A C T U A L I T E S
  14-02-2021  COVID-19 : UN SPRAY NASAL CAPABLE D'ÉLIMINER LE VIRUS

Le groupe Français PHARMA & BEAUTY (basé dans les Bouches-du-Rhône = 13) commercialisera dès le 1er mars 2021 prochain un spray nasal anti-covid. Ce spray permet d'éliminer  près de 99 % du virus en trente secondes.

Comme l'explique l'entreprise cosmétique basée dans les Bouches-du-Rhône sur sa page LinkedIn, son spray «permet d’éviter la dissémination virale, de déloger par action mécanique les agents infectieux dans les fosses nasales et faciliter leur évacuation, et de réduire localement la charge virale». Des tests cliniques menés à l'Institut hospitalo-universitaire (IHU) Méditerranée Infection de Marseille ont conclu qu'il éliminait plus de 99 % du virus en 30 secondes. 
Depuis un an, le groupe français P & B travaille à l’élaboration de son spray nasal, rapporte Ouest France. Les premiers tests avaient été lancés auprès du laboratoire français Analytice, après validation scientifique par l’IHU de Marseille du professeur Raoult. D'autres tests ont ensuite été réalisés au Japon sur différents virus, dont le H1N1.

L'entreprise n'attend plus que le feu vert des autorités, pour une commercialisation en 
pharmacie en février.
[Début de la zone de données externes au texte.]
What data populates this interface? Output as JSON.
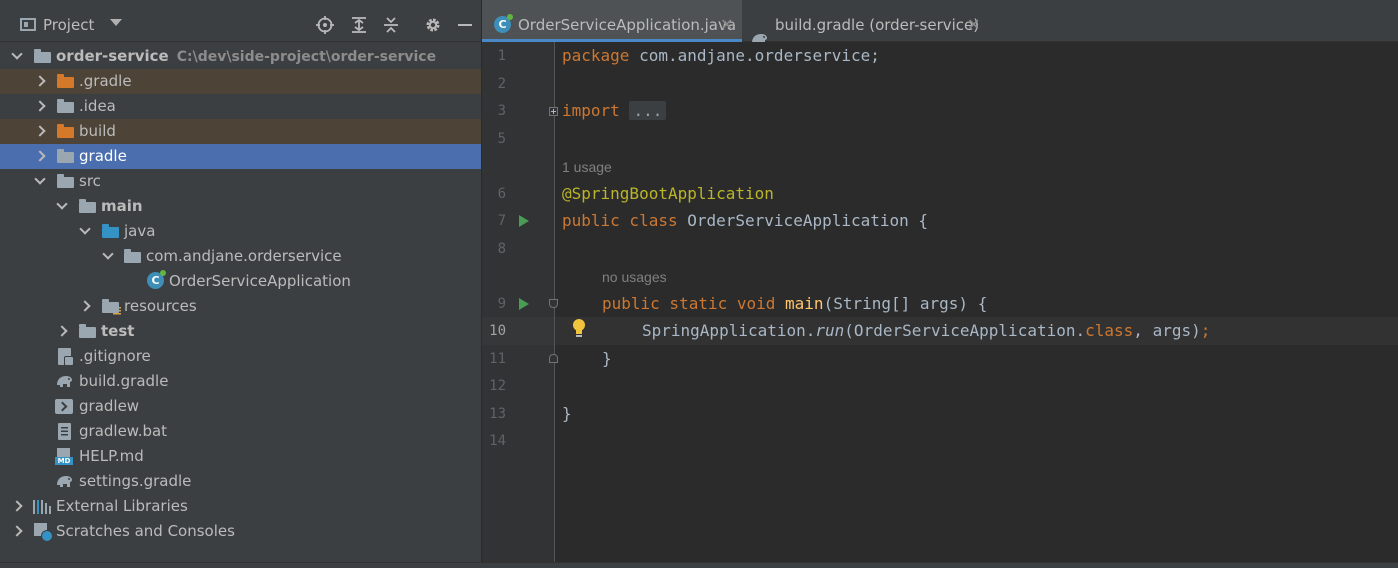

Elle se dit prête à produire «10 millions d'unités par mois», affirme Laurent DODET.

Le spray est composé à 40 % d'eau ionisée très chargée en propriétés microbiennes, et à 60 % d'eau purifiée.
En France, des premiers tests ont été menés par le laboratoire ANALYTICE et l'efficacité du spray a été validée par l'IHU de Marseille et le Professeur Bernard LA SCOLA. Une seconde vague de tests a été menée au Japon sur des virus tels que le coronavirus ou le virus H1N1.
Deux pulvérisations dans chaque narine, quatre à six fois par jour, sont nécessaires pour empêcher la propagation du virus Covid-19.
Le spray aurait plus largement des vertus anti-virales, anti-pollution, purifiantes et nettoyantes.
Ce spray n'est cependant pas un traitement contre le nouveau coronavirus , mais plutôt un geste barrière  supplémentaire. Il doit donc être utilisé de manière préventive.
Après avoir pulvérisé le spray dans ses narines, il faut se moucher abondamment pour se débarrasser du mucus potentiellement infecté, comme un spray à l(eau de mer classique. L'utilisation du spray ne doit pas néanmoins se soustraire aux autres barrières (port du masque chirurgical ou FFP2, distanciation sociale à 2 mètres,  
lavage des mains, désinfection des mains au gel hydro-alcoolique ...). 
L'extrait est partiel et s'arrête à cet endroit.